Chapter 5 - Resampling methods Flashcards
What is the probability that the first bootstrap observation is not the jth observation from the original sample? Justify your answer.
1-1/n, the probability to select a sample is always 1/n
Argue that the probability that the jth observation is not in the bootstrap sample is (1-1/n)^n.
Pick with replacement - The probability to select a certain sample is always 1/n, each time. To not pick it is always (1-1/n). This is independet. The set is always the same when we pick, tehrby we can multiply.
What happens with the probability of the jth observation being in the bootstrap sample for n from 1 to 100,000?
The probability for the jth example in the bootstrap sample decreases rather quickly and the asymptote is around 63%.
k-fold cross validation relative to the validation set approach
The advantage of using k-fold cross validation relative to the validation set approach:
* The split itself will matter less for the k-fold approach since we have several of them and use more than one split.
* The variance will be higher for the validation set approach and the result depends on the split, sensitive to the set of observations that are in each set.
* k-fold will give a more reliable estimate of the test error.
* Validation set approach, there is a risk of high variance.
* The use of data is more efficient if k-fold is used since less is set aside for validation. -> Less variance in the test error because we have a larger training set,
* Validation set approach has a risk of overestimating the test error.
The disadvantage with the k-fold approach is that we need to fit several models and work iteratively which for large or complex model might be computationally expensive. The implementation and interpretation of the validation set approach is easier.
k-fold cross validation relative to the LOOCV approach
LOOCV is a special case of k-fold cross validation where k=n.
- LOOCV have a arge set of data that we can use for training which leads to the models being very similar.

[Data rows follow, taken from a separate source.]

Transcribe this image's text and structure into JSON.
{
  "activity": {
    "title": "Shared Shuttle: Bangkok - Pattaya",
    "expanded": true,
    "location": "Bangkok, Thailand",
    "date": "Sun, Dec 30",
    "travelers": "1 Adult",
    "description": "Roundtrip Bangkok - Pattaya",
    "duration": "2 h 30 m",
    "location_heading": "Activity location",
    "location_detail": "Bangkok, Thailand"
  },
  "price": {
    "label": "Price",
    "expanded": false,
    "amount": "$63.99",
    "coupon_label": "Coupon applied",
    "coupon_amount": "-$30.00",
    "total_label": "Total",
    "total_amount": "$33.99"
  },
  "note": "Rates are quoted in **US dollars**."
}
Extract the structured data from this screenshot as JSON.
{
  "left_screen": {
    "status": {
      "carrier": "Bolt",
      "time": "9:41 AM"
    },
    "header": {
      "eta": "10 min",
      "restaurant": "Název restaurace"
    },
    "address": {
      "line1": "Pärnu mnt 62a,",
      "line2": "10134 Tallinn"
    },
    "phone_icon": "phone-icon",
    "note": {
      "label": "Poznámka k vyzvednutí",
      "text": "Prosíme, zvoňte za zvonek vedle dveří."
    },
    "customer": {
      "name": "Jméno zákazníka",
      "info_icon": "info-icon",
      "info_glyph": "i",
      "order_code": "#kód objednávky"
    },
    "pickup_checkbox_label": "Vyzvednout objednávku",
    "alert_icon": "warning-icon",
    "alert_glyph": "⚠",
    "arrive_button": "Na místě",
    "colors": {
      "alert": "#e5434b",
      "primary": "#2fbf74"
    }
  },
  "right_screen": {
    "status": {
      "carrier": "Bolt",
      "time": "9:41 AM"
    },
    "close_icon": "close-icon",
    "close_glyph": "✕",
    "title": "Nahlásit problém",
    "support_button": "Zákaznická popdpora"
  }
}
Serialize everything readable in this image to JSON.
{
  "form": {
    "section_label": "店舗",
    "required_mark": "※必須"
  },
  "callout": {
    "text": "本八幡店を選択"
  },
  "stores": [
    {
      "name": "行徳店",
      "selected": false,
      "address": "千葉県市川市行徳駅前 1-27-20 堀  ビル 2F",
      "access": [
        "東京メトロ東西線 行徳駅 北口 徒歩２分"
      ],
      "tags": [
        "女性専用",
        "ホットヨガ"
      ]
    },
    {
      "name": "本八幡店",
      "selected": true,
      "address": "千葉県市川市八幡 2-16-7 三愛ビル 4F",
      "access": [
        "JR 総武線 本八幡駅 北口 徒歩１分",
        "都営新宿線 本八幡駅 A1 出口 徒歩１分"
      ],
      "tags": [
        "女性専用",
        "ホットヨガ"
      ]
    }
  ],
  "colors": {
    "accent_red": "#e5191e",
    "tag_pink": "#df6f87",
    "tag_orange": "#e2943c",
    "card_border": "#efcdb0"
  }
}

- There is a risk of high variance in the error estimate when using LOOCV since it is dependent on only one sample and that sample might be an outlier.
- The advantage of k-fold compared to LOOCV where k-fold will have less variance in the test estimate and models that are more different.
- k-fold is computationally cheaper
- The use of data and observations is much more efficient for LOOCV which is also more significant for small data sets where LOOCV gives an almost unbiased estimate of the test error.
- Smaller k for k-fold will give more biased models because the model is trained with less observations.